Par ailleurs, ils n’ont pas ignoré les effets de cette crise sur les marchés énergétiques et ses conséquences positives sur l’économie tunisienne avec la baisse des prix du pétrole. Dans leurs simulations, ils ont introduit une baisse des prix de 20, 30 et 50%.
Simulations
Les premiers résultats de leurs simulations indiquent une forte contraction de l’activité économique suite à cette crise sanitaire qui peut atteindre jusqu’à -1,86% pour le scenario le plus élevé. Cette crise va avoir des conséquences importantes et occasionner des pertes sans précédent de PIB qui peuvent varier de 1,65% jusqu’à plus de cinq points du PIB par rapport aux dernières projections de croissance du FMI. Cette perte pourrait atteindre en dinars courants dans le scénario le plus élevé jusqu’à 6,6 milliards de dinars.
Parallèlement à la croissance, cette crise sanitaire va également avoir des effets négatifs sur le chômage qui connaîtra une croissance pouvant varier entre 1,53 et 4,15%.
« Notre pays va subir également une baisse importante de la consommation locale qui pourrait varier dans nos simulations entre -1,56% et -5,23% », ajoutent les experts.
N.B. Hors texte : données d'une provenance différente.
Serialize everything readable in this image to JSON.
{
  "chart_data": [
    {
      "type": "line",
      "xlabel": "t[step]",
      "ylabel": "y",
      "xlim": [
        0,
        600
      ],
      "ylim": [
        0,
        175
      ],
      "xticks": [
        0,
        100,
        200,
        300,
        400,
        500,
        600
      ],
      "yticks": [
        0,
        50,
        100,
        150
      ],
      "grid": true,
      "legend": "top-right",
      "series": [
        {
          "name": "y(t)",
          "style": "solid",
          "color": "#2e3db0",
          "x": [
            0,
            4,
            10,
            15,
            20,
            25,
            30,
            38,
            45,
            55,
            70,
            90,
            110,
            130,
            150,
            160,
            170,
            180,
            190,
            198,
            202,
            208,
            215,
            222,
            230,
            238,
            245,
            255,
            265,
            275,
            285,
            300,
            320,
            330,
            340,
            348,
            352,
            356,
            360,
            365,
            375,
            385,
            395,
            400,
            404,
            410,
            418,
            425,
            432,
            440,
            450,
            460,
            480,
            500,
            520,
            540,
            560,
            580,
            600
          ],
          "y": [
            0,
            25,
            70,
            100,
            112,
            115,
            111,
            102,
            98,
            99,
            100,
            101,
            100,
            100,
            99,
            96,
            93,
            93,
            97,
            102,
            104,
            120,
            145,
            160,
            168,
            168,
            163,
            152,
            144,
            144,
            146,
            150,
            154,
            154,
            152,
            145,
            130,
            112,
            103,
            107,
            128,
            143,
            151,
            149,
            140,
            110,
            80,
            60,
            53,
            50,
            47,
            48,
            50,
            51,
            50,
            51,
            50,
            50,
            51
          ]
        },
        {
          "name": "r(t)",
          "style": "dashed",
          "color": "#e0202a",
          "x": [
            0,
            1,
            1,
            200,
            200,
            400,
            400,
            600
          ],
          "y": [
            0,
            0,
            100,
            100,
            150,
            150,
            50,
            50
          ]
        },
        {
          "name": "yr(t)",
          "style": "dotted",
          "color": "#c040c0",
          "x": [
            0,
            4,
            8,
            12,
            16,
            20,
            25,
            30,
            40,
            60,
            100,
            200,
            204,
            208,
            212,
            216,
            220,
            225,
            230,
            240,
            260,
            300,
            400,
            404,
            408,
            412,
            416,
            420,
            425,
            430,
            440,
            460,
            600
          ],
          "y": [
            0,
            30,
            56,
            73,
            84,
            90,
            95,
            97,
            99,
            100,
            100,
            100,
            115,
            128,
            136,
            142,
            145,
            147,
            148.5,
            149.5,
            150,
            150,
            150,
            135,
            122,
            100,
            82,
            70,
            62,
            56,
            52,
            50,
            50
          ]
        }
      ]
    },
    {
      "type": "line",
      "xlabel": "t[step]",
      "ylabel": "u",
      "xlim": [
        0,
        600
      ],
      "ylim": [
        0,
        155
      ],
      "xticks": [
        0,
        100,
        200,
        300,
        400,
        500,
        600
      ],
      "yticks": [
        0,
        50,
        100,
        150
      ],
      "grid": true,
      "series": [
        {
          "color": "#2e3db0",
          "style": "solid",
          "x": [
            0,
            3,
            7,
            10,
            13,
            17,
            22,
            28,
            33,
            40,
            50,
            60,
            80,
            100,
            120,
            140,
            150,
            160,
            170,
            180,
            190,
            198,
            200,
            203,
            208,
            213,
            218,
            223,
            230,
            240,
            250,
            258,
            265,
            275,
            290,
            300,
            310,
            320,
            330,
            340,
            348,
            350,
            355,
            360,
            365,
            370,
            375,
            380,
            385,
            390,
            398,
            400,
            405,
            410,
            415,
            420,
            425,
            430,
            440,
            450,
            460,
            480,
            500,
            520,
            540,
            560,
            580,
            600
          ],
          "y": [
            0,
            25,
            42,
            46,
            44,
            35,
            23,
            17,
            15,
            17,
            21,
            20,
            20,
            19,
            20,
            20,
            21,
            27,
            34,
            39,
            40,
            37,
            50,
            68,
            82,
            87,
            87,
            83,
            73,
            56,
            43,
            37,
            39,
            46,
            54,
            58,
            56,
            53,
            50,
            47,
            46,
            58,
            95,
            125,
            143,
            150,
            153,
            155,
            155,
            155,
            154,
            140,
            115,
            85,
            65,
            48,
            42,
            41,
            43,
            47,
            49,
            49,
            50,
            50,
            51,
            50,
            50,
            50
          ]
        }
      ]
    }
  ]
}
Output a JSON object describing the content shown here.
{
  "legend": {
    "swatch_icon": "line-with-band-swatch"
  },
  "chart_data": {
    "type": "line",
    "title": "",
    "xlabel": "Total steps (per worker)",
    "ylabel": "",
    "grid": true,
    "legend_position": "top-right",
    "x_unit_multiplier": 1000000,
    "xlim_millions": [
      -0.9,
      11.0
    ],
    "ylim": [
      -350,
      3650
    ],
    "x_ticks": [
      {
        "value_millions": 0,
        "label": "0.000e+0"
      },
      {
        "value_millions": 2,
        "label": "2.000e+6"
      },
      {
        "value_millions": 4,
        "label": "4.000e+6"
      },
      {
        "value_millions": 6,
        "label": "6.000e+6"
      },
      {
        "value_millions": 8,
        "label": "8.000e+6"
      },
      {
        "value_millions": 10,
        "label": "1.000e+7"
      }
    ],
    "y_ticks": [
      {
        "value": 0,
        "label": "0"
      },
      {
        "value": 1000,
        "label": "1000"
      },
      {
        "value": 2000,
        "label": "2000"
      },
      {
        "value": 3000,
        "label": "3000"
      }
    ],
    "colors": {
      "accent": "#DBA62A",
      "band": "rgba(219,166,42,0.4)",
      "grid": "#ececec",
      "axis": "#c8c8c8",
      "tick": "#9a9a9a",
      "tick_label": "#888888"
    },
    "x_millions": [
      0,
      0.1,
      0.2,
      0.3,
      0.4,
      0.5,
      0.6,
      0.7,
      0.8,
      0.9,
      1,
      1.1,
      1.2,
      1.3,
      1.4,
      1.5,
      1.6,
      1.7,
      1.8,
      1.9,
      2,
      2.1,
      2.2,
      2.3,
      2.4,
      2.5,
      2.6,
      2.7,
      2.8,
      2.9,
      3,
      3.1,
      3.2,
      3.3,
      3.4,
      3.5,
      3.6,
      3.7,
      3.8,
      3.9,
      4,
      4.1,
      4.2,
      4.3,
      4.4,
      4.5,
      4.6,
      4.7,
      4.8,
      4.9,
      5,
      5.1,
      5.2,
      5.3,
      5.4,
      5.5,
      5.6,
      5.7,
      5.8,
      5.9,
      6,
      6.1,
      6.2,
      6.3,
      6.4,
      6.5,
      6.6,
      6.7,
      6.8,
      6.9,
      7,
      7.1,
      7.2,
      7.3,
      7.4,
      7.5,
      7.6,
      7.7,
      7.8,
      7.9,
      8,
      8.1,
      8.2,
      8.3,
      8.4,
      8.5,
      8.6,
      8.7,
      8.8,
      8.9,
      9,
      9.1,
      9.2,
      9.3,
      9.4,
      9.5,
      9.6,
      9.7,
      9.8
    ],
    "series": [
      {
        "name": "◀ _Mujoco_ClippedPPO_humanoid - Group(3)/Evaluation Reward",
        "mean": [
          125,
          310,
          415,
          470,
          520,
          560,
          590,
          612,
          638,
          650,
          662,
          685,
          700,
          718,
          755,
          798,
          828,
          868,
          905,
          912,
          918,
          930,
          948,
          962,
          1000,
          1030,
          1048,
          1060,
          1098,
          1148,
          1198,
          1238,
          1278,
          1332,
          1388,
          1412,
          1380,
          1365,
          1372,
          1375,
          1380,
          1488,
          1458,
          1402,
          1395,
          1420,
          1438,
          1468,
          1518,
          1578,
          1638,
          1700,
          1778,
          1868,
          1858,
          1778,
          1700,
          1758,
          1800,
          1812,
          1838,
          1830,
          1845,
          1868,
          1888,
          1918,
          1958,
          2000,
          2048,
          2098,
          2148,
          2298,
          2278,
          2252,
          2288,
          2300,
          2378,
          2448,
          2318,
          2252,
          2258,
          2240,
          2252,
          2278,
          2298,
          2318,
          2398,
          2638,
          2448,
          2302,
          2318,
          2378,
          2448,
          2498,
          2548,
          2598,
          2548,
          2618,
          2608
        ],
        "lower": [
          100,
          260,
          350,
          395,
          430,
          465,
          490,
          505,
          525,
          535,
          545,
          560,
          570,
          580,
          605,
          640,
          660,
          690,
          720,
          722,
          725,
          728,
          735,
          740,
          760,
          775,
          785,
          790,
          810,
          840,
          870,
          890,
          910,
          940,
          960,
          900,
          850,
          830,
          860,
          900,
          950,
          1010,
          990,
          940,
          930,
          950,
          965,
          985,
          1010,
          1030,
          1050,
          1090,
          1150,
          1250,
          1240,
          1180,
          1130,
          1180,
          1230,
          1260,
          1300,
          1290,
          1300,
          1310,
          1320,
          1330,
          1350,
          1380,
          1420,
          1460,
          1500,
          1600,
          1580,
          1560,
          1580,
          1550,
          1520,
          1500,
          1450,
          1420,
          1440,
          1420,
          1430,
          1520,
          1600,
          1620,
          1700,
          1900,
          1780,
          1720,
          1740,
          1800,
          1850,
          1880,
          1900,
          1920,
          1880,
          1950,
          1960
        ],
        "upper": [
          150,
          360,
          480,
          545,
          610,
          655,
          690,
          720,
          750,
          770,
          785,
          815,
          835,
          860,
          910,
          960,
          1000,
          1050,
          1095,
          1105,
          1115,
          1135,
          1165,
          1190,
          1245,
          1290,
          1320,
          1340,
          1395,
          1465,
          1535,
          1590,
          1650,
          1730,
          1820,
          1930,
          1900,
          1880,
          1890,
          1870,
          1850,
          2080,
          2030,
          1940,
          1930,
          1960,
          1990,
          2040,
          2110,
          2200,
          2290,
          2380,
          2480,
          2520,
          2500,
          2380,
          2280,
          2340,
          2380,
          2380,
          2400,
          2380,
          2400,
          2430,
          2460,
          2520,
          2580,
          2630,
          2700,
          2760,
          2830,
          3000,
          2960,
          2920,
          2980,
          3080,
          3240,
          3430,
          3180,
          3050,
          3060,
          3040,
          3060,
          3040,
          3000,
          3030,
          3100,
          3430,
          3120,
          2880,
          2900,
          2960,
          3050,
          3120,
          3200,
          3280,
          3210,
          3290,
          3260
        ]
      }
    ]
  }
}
Le commerce extérieur sera l’un des secteurs les plus touchés de notre économie. Ainsi, « la crise globale et les difficultés de nos partenaires économiques traditionnels, particulièrement les pays de l’Union européenne, seront à l’origine d’une chute sans précédent de nos exportations qui pourrait varier de -1,9% à 10,34%. Par ailleurs, la grande récession de l’économie sera à l’origine de nos importations qui pourraient atteindre -9,2% ».
Cette crise va également toucher les grands équilibres financiers de l’Etat. Ainsi, les recettes des impôts sur les sociétés vont connaître une chute qui pourrait varier, selon les simulations, de -3,3% à -11,73% avec les difficultés financières que vont connaître toutes nos entreprises dans la plupart des secteurs économiques. En même temps, les impôts sur les revenus vont également connaître une importante baisse qui pourrait varier entre -0,58% et -4,22%.
Selon la même source, cette dérive des grands équilibres financiers de l’Etat sera à l’origine d’importants besoins de financements de l’économie nationale qui vont varier de 6,2% à 29,1%. Ce besoin de financement étranger pourrait entraîner un accroissement de l’endettement externe qui devrait se situer à 0,78% et pourrait atteindre jusqu’à 3,64% au cas où le scénario le plus dangereux se réaliserait.
C’est dire que la crise sanitaire s’est transformée en une crise économique majeure dans notre pays. « Cette crise va accroître les difficultés de la transition économique de notre pays avec la baisse de la croissance et la panne de l’investissement et notre incapacité à construire un nouveau modèle de développement pour remplacer celui en crise et hérité du milieu des années 1970. La crise sanitaire et le virus Covid-19 vont renforcer nos difficultés économiques et renforcer la crise que nous traversons depuis quelques années ».
A partir des résultats des simulations, la Tunisie pourrait s’installer dans ce que les experts appellent une déflation marquée par un important recul de la croissance, une montée vertigineuse du chômage et une augmentation de l’inflation, même si elle reste mesurée dans les différents scénarios. Or, les crises de déflation sont les plus complexes à traiter et les expériences historiques, notamment la grande crise de 1929, ont montré la difficulté de définir les politiques économiques pertinentes pour ces crises.